Manga Review: Dream Fossil

Manga Review: Dream Fossil by Satoshi Kon

Satoshi Kon (1963-2010) was an acclaimed anime director, making a handful of movies (including Paprika) and one television series, Paranoia Agent.   His themes of confusion of dreams and reality, and madness lying just below the surface of society, made his works fascinating.  He also spent some time as a manga creator, creating several stories in the 1980s before going into anime full time as an assistant to Katsuhiro Otomo (Akira).  This volume collects his short works.

Dream Fossil

The lead story is “Carve.”  After a war polluted the old places of habitation, most of humanity moved to “The City”, a haven of high technology.  However, when a minority of humans started developing psychic powers, they were kicked out of The City, and scrape by in the now less toxic old cities.  Sculptor Kei and his female friend/model Ann notice that Specials are starting to disappear from their neighborhood.  Are The City people up to something?

The fifteen stories cover a range of genres.  There’s a couple of baseball stories, some slice of life, a samurai thriller, and some more speculative fiction.  The characters tend towards the realistic, even if the circumstances are often bizarre.

One standout is “Kidnappers”, about a car thief who discovers that he has a small child in the back seat.  He wants to get the kid back to the parents, but doesn’t want to go to jail for swiping the vehicle–and the actual kidnapper is after him too.  The main character is well drawn as a bad person, but one that doesn’t want to be that bad.

There’s also  “Waira”, the samurai thriller I mentioned.  A feudal warlord has been betrayed by his vassal/brother-in-law, his troops massacred, and now he and a handful of surviving followers are fleeing through a mountain forest in the middle of the night.  The brother-in-law and his troops pursue, but their guides warn them that the mountain is haunted by a murderous creature named “Waira.”  Who will survive?  The nature of Waira comes as a bit of a surprise–it’s so out of place that it might as well be supernatural.

I can really spot the Otomo influence in several of these stories.  The art and writing are decent, but Kon doesn’t sparkle here the way he does in his animation work.  A couple of the stories are photocopied from magazine appearances as the original art is lost; this affects the print quality.

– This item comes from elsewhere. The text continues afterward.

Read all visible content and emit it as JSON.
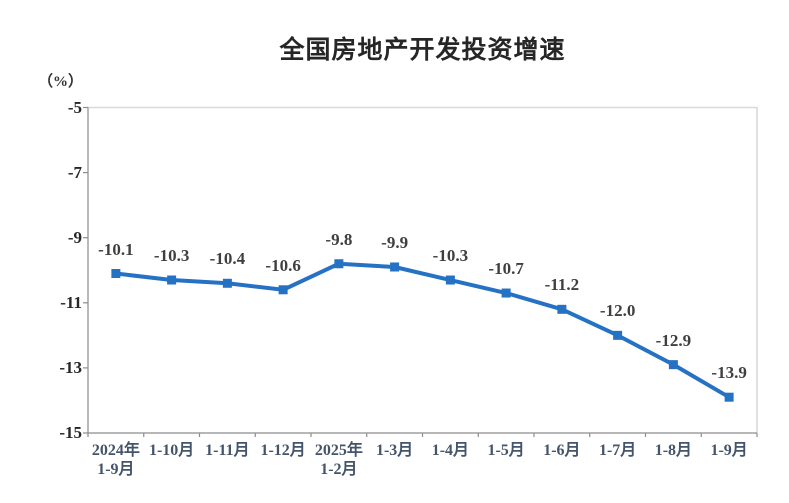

The last story in the volume is Kon’s debut work, a two-parter titled “Toriko” (prisoner).  It’s very YA dystopia.  Yuichi, a teenager, lives in a future society ruled by implacable robot police, and in which you must have your identity card ready at all times for any transactions or even just walking down the street at the wrong time.  When he and his friends break curfew, they are remanded to The Center for “rehab” to become “productive citizens.”  Good thing Yuichi managed to snag a weapon!  Downer ending, depending on your point of view.

In addition to a few color pages, there’s also an interview with Susumu Hirawara, a composer who worked with Satoshi Kon on musical scores for the anime projects.  (One last film, Dreaming Machine, is being slowly finished.)

The intended audience varies, a couple would be suitable for young readers, but overall this anthology seems to be seinen (young men’s.)  Several of the stories have lethal violence, there’s some nudity, underaged drinking and smoking, and one story has an attempted rape.

Fans of Satoshi Kon’s other work will want to own this anthology; others will be better served by checking it out via library loan.

2 comments

  1. The stories sound so intriguing to me until the mention of some dark moments in some of the books. The story lines however sound very interesting or as you put it… fascinating!

    1. Yep, there tend to be dark moments in some of these stories–but they’re not out of place in the stories they’re in.